Fig. 5:. 3-D views of the sweet- and sour-spots and relevant anatomy.

(A) Two optimal VC/VS stimulation sites were identified (dark red) for Y-BOCS, as well as one suboptimal stimulation site (dark blue). (B) The most anterior sweet-spot partially overlaps with the OCD response tract within the anterior limb of the internal capsule (ALIC) whose stimulation was found to be positively associated with outcome in a previous study (red fibers, 18; note that 36 out of the 58 patients included in the present study were also included in the study by Li et al.; Table 1). The sour-spot overlaps with the nucleus accumbens (NAc; light blue) and with the anterior commissure, the latter of which has previously been identified as negatively associated with outcome by Li et al. (blue fibers). (C) The postero-ventral sweet-spot lies at the intersection between various limbic structures and pathways, including the bed nucleus of the stria terminalis (BNST; light green), inferior thalamic peduncle (ITP; yellow), ventral amygdalofugal pathway (purple, reconstructed using DSI studio; 49) and medial forebrain bundle (orange, obtained from the DBS tractography atlas; 50).

Fig. 6:. Proximity of the sweet-spots to previously reported optimal targets.

(A) Overall, the sweet-spots are consistent with previous experience and evolution of targeting in two large international cohorts (as indicated by the arrows). (B) Denys et al. (6) recently reported on 70 consecutive patients receiving DBS for OCD. While they initially targeted the two lower electrode contacts to the NAc (10), they later switched to targeting the three upper contacts to the ALIC after observing that contacts selected for chronic stimulation were often located within capsular white matter rather than NAc (6,66). Their suggested optimal target (orange sphere; as defined in 66) is hence more dorsal than their initial one, and better aligns with our antero-dorsal sweet-spot. (C) Similarly, Greenberg et al. (9) initially targeted the NAc but moved towards a more posterior target over time (purple spheres). This refined target, which led to improved outcomes (referred to as “Group C” in the original publication) and was described by the authors as lying at the at the junction of the ALIC, anterior commissure, and posterior ventral striatum, precisely matches our second, postero-ventral sweet-spot. In contrast, the initial target (“Group A”, which had poorer outcomes) resided close to the sour-spot identified here. The arrows represent the direction of the evolution of the respective targets (i.e., shift in the corresponding plane).

Fig. 7:. Overlap between the postero-ventral Y-BOCS sweet-spot and previously reported hotspots for acute stimulation-induced side-effects in the hypothalamic region.

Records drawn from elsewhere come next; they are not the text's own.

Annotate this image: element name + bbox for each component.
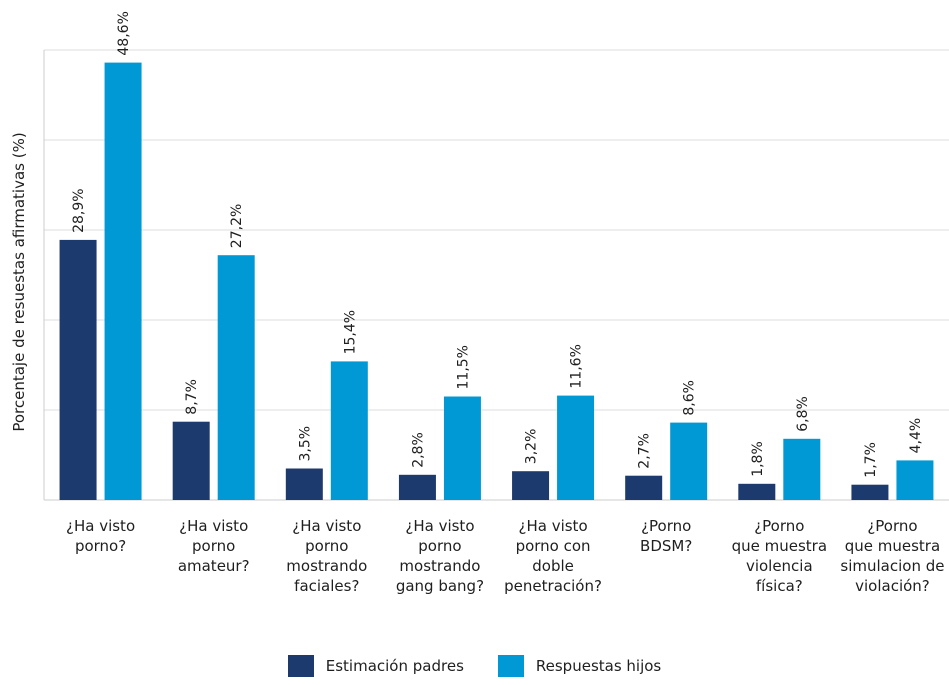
data-label: 28,9% — [71, 188, 87, 232]
data-label: 11,5% — [455, 345, 471, 389]
data-label: 1,8% — [750, 441, 766, 477]
bars — [59, 62, 934, 500]
bar-parents — [625, 475, 663, 500]
legend-item-parents: Estimación padres — [287, 655, 464, 677]
legend-label-children: Respuestas hijos — [535, 657, 662, 675]
data-label: 2,7% — [637, 433, 653, 469]
x-tick-label: ¿Porno que muestra violencia física? — [732, 517, 827, 595]
x-tick-label: ¿Porno BDSM? — [640, 517, 692, 555]
data-label: 3,5% — [297, 426, 313, 462]
data-label: 27,2% — [229, 204, 245, 248]
bar-parents — [172, 421, 210, 500]
bar-children — [104, 62, 142, 500]
bar-parents — [398, 474, 436, 500]
legend-swatch-children — [497, 655, 524, 677]
legend-item-children: Respuestas hijos — [497, 655, 662, 677]
bar-parents — [59, 239, 97, 500]
bar-children — [896, 460, 934, 500]
data-label: 15,4% — [342, 310, 358, 354]
bar-children — [557, 395, 595, 500]
bar-children — [670, 422, 708, 500]
x-tick-label: ¿Ha visto porno mostrando gang bang? — [396, 517, 484, 595]
bar-children — [783, 438, 821, 500]
x-tick-label: ¿Porno que muestra simulacion de violación? — [840, 517, 944, 595]
data-label: 1,7% — [863, 442, 879, 478]
bar-parents — [851, 484, 889, 500]
legend: Estimación padres Respuestas hijos — [0, 655, 949, 677]
data-label: 48,6% — [116, 11, 132, 55]
data-label: 8,6% — [682, 380, 698, 416]
data-label: 8,7% — [184, 379, 200, 415]
bar-parents — [512, 471, 550, 500]
bar-chart: 28,9% 48,6% 8,7% 27,2% 3,5% 15,4% 2,8% 11,5% 3,2… — [10, 11, 949, 595]
data-label: 2,8% — [410, 432, 426, 468]
bar-parents — [285, 468, 323, 500]
x-tick-label: ¿Ha visto porno? — [66, 517, 135, 555]
data-label: 11,6% — [569, 344, 585, 388]
data-label: 4,4% — [908, 418, 924, 454]
x-axis-labels: ¿Ha visto porno? ¿Ha visto porno amateur? ¿Ha… — [66, 517, 944, 595]
value-labels: 28,9% 48,6% 8,7% 27,2% 3,5% 15,4% 2,8% 11,5% 3,2… — [71, 11, 924, 478]
legend-swatch-parents — [287, 655, 314, 677]
y-axis-label: Porcentaje de resuestas afirmativas (%) — [10, 132, 28, 431]
x-tick-label: ¿Ha visto porno amateur? — [178, 517, 250, 575]
data-label: 3,2% — [524, 429, 540, 465]
bar-children — [330, 361, 368, 500]
x-tick-label: ¿Ha visto porno mostrando faciales? — [286, 517, 367, 595]
bar-children — [443, 396, 481, 500]
bar-parents — [738, 483, 776, 500]
legend-label-parents: Estimación padres — [325, 657, 464, 675]
x-tick-label: ¿Ha visto porno con doble penetración? — [504, 517, 602, 595]
data-label: 6,8% — [795, 396, 811, 432]
bar-children — [217, 255, 255, 500]
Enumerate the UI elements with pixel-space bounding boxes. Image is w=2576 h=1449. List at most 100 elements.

The hotspots were identified by voxel-wise mapping of 627 acute clinical responses to stimulation in 58 Alzheimer’s disease patients receiving DBS of the fornix region (48). Three-dimensional dorsal view (A) as well as 2-D axial, coronal and sagittal views (B) are provided. The lateral hypothalamus (white; obtained from the atlas of the human hypothalamus, 44) is displayed as a reference anatomical structure. Our Y-BOCS sweet-spot overlaps with the fear and tachycardia/hypertension hotspots and is close to the flushing/sweating hotspot.